Schematic overview of the localization of different DSC2 constructs in vitro in HT-1080 cells and hiPSC-derived cardiomyocytes. (A) Different signal peptide (SP) constructs lacking the prodomain (-delPD) show localization with IgG- or Sec-SP but not with wildtype SP. (B) Different SP constructs with DSC2 prodomain (PD). Proper localization was observed when wildtype SP and IgG- or Sec-SP were conjugated to the PD. When lacking the SP (WT-delSP) DSC2 was not integrated in the plasma membrane. (C) Partial primary sequence of the prodomain of DSC2 (aa27-aa100). Conserved amino acids are given in orange. ACM-related variants are bold. ER, Endoplasmic reticulum; GA, Golgi apparatus; PM, Plasma membrane; WT, wildtype DSC2. Pictures of PM, ER and GA were taken from Servier Medical Art. Servier Medical Art by Servier is licensed under a Creative Commons Attribution 3.0 Unported License (https://creativecommons.org/licenses/by/3.0/).

Figure 6

Western blot analysis of secretion assay. (A) Cell culture supernatant on top and HEK293 c18 lysate (bottom).

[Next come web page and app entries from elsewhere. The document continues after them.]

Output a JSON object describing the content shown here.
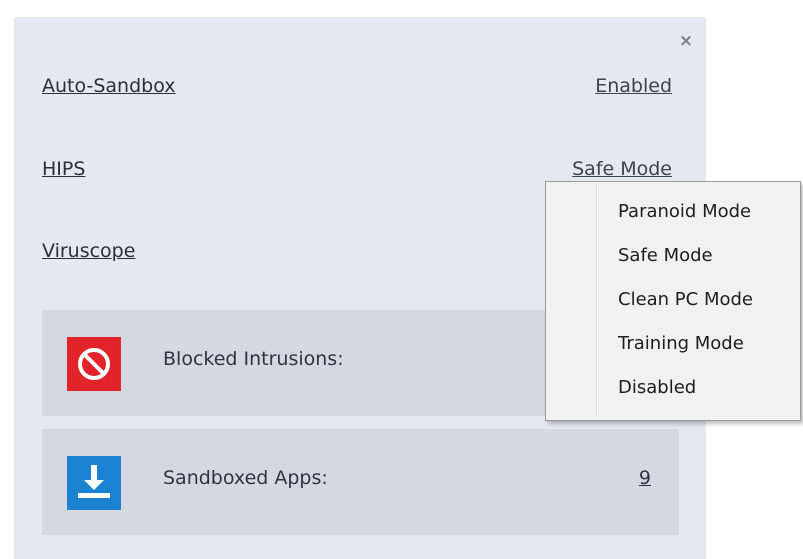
{
  "panel": {
    "close_glyph": "×",
    "rows": [
      {
        "label": "Auto-Sandbox",
        "value": "Enabled"
      },
      {
        "label": "HIPS",
        "value": "Safe Mode"
      },
      {
        "label": "Viruscope",
        "value": ""
      }
    ],
    "stats": [
      {
        "label": "Blocked Intrusions:",
        "value": "",
        "icon": "prohibited-icon",
        "icon_color": "#e2232a"
      },
      {
        "label": "Sandboxed Apps:",
        "value": "9",
        "icon": "download-icon",
        "icon_color": "#1a82d0"
      }
    ]
  },
  "dropdown": {
    "items": [
      "Paranoid Mode",
      "Safe Mode",
      "Clean PC Mode",
      "Training Mode",
      "Disabled"
    ]
  },
  "colors": {
    "panel_bg": "#e5e8f1",
    "stat_bg": "#d4d8e3",
    "blocked_red": "#e2232a",
    "sandbox_blue": "#1a82d0"
  }
}
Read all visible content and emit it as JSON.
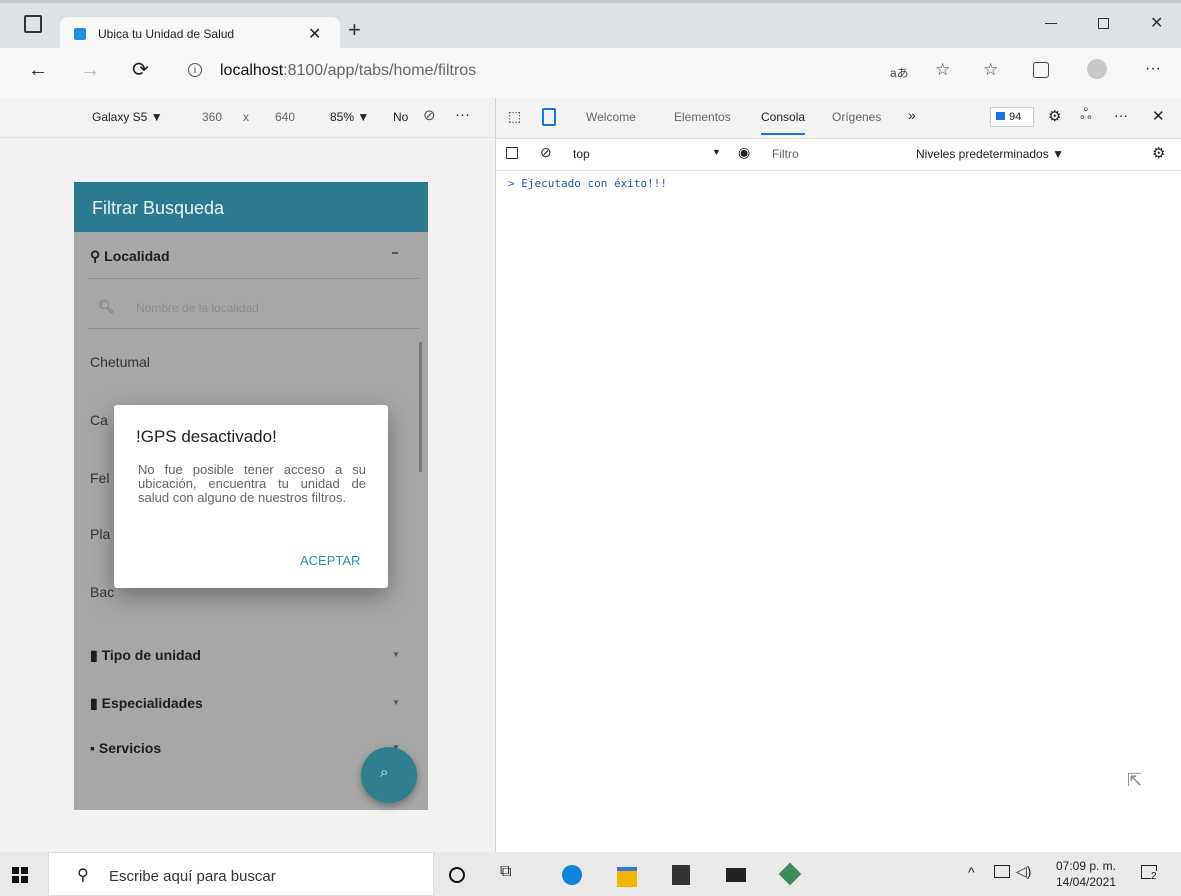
{
  "browser": {
    "tab_title": "Ubica tu Unidad de Salud",
    "url_host": "localhost",
    "url_rest": ":8100/app/tabs/home/filtros",
    "window_icons": [
      "tab-actions-icon",
      "minimize-icon",
      "restore-icon",
      "close-icon"
    ]
  },
  "device_toolbar": {
    "device": "Galaxy S5 ▼",
    "width": "360",
    "x": "x",
    "height": "640",
    "zoom": "85% ▼",
    "throttle": "No"
  },
  "devtools": {
    "tabs": [
      "Welcome",
      "Elementos",
      "Consola",
      "Orígenes"
    ],
    "selected_tab": "Consola",
    "issues_count": "94",
    "context": "top",
    "filter_placeholder": "Filtro",
    "levels": "Niveles predeterminados ▼",
    "console_line": "> Ejecutado con éxito!!!"
  },
  "app": {
    "header_title": "Filtrar Busqueda",
    "sections": {
      "localidad": "Localidad",
      "tipo": "Tipo de unidad",
      "especialidades": "Especialidades",
      "servicios": "Servicios"
    },
    "search_placeholder": "Nombre de la localidad",
    "list": [
      "Chetumal",
      "Ca",
      "Fel",
      "Pla",
      "Bac"
    ],
    "dialog": {
      "title": "!GPS desactivado!",
      "body": "No fue posible tener acceso a su ubicación, encuentra tu unidad de salud con alguno de nuestros filtros.",
      "button": "ACEPTAR"
    }
  },
  "taskbar": {
    "search_placeholder": "Escribe aquí para buscar",
    "time": "07:09 p. m.",
    "date": "14/04/2021",
    "notifications": "2"
  },
  "colors": {
    "teal_header": "#2c7a8f",
    "accent_blue": "#1a73e8"
  }
}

Primary antibody was used against DSC2. As loading control for the cell lysate GAPDH was used. Bar graphs showing relative density of DSC2 constructs normalized to GAPDH (B) at 100 kDa and (C) at 90 kDa. Green bar graphs represent variants which were efficiently expressed and red bar graphs show variants which were expressed but not efficiently secreted. delPD, deleted prodomain of DSC2; delSP, deleted signal peptide of DSC2; M, Marker, NT, non-transfected (negative control); WT, wildtype DSC2.

Figure 7

In silico predictions of polar contacts (red dashed line, arrow) in wildtype DSC2 compared to different prodomain variants. Variants that are not shown do not show different polar contacts in silico (see also Table 2). Conserved amino acids are shown in green and variants in red. Interacting amino acids are shown as sticks and are labeled. Intramolecular bonds are marked with a black arrow. The loss of a polar contact is marked with “X”. Fluorescence microscopic representative images show DSC2 prodomain variants (green) and Wheat germ agglutinin (WGA) conjugated with Alexa Fluor 633 as plasma membrane marker (red) in HT-1080 cells. Colocalization of DSC2 prodomain variants and WGA are indicated by white arrows. The variants p.V52l, p.C57A/S and p.F71Y show different intradomain contact sites but were correctly integrated in the plasma membrane. Five variants (p.C32A/S, p.F71A/S, p.V79G) were not integrated in the plasma membrane. One of the variants (p.V79G) is listed in the Human Gene Mutation Database (HGMD) and was not localized at the plasma membrane. In summary, changes of the molecular modeling structures do not correlate with the plasma membrane transport in the investiaged DSC2 constructs.